Rhys quirked an eyebrow. “Shaped funny?”
“Yeah, some big word. Biocurate. Biocarbonate. Bicoital. Something.”
“Bicornuate,” Rhys said. “A heart-shaped uterus.”
“What?”
“Most wombs are balloon-shaped. Bicornuate wombs are heart-shaped.” He used his fingers to draw a picture in the air of a stylized heart. “Makes delivery more difficult. It’s best you had it replaced.”
“No shit? I should have sold it for a lot more.

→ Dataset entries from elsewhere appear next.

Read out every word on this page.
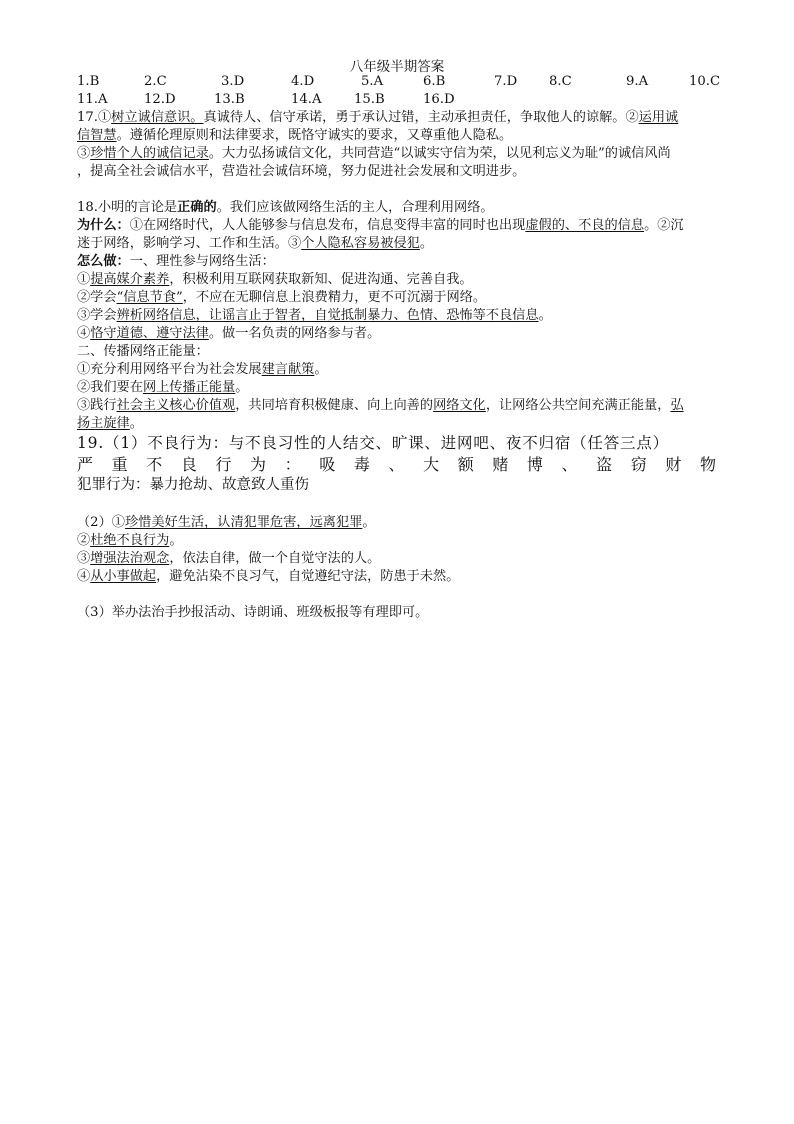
八年级半期答案
1.B	2.C	3.D	4.D	5.A	6.B	7.D 8.C	9.A	10.C
11.A	12.D	13.B	14.A 15.B	16.D
17.①树立诚信意识。真诚待人、信守承诺，勇于承认过错，主动承担责任，争取他人的谅解。②运用诚
信智慧。遵循伦理原则和法律要求，既恪守诚实的要求，又尊重他人隐私。
③珍惜个人的诚信记录。大力弘扬诚信文化，共同营造“以诚实守信为荣，以见利忘义为耻”的诚信风尚
，提高全社会诚信水平，营造社会诚信环境，努力促进社会发展和文明进步。
18.小明的言论是正确的。我们应该做网络生活的主人，合理利用网络。
为什么：①在网络时代，人人能够参与信息发布，信息变得丰富的同时也出现虚假的、不良的信息。②沉
迷于网络，影响学习、工作和生活。③个人隐私容易被侵犯。
怎么做：一、理性参与网络生活：
①提高媒介素养，积极利用互联网获取新知、促进沟通、完善自我。
②学会“信息节食”，不应在无聊信息上浪费精力，更不可沉溺于网络。
③学会辨析网络信息，让谣言止于智者，自觉抵制暴力、色情、恐怖等不良信息。
④恪守道德、遵守法律。做一名负责的网络参与者。
二、传播网络正能量：
①充分利用网络平台为社会发展建言献策。
②我们要在网上传播正能量。
③践行社会主义核心价值观，共同培育积极健康、向上向善的网络文化，让网络公共空间充满正能量，弘
扬主旋律。
19.（1）不良行为：与不良习性的人结交、旷课、进网吧、夜不归宿（任答三点）
严 重 不 良 行 为 ： 吸 毒 、 大 额 赌 博 、 盗 窃 财 物
犯罪行为：暴力抢劫、故意致人重伤
（2）①珍惜美好生活，认清犯罪危害，远离犯罪。
②杜绝不良行为。
③增强法治观念，依法自律，做一个自觉守法的人。
④从小事做起，避免沾染不良习气，自觉遵纪守法，防患于未然。
（3）举办法治手抄报活动、诗朗诵、班级板报等有理即可。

I knew a kid who made good money selling mutant organs to magicians.” She moved her hand back over the menu. “What are you eating?”
Rhys looked down at the table and dithered over his choices. “Why doesn’t anyone in this country serve fish?”
“Unclean animals. All that water.”
“That’s the silliest thing I’ve ever heard. Fish farming is a highly lucrative business in Chenja.”
The bar matron finally came over, looking like she was trying real hard not to stare at Rhys. Nyx stared at her instead. The bar matron brought them beer—local stuff—without them asking, the way Nyx would have been served water at the coast. Nyx remembered some things from the coast, little snatches. She’d spent the first three years of her life there, but most of her memories were of inoculation regimens: blinking syringes, yellow fluid, the stink of sulphur.
“None for him,” Nyx said. “Can you bring him tea?”
The matron moved to take away his beer.
“No, I’ll drink that too,” Nyx said. “Can I get something with a lot of meat? Like a slab of dog and some curried sweet potatoes?”
Rhys grimaced. “Soup, please,” he said. “The curried noodle. Do you have protein cakes?”
“Do I have what?” the matron asked.
He asked for that Chenjan shit at every inn, café, restaurant, and cantina Nyx had taken him to for the last six years. In Chenja, they served that woodchip-tasting crap with rice and some kind of brown sauce. When she was passing time across the border or as part of Raine’s crew, Nyx had fed that stuff to the dogs.
“Never mind,” Rhys said. “Just the soup and some bread. Plain bread.”
The matron nodded and left them.
Nyx took a slug of her beer and kept her eye on the front door. This was bel dame country, and the war vets at the bar had moved off. Word of a Chenjan man in a café would get around.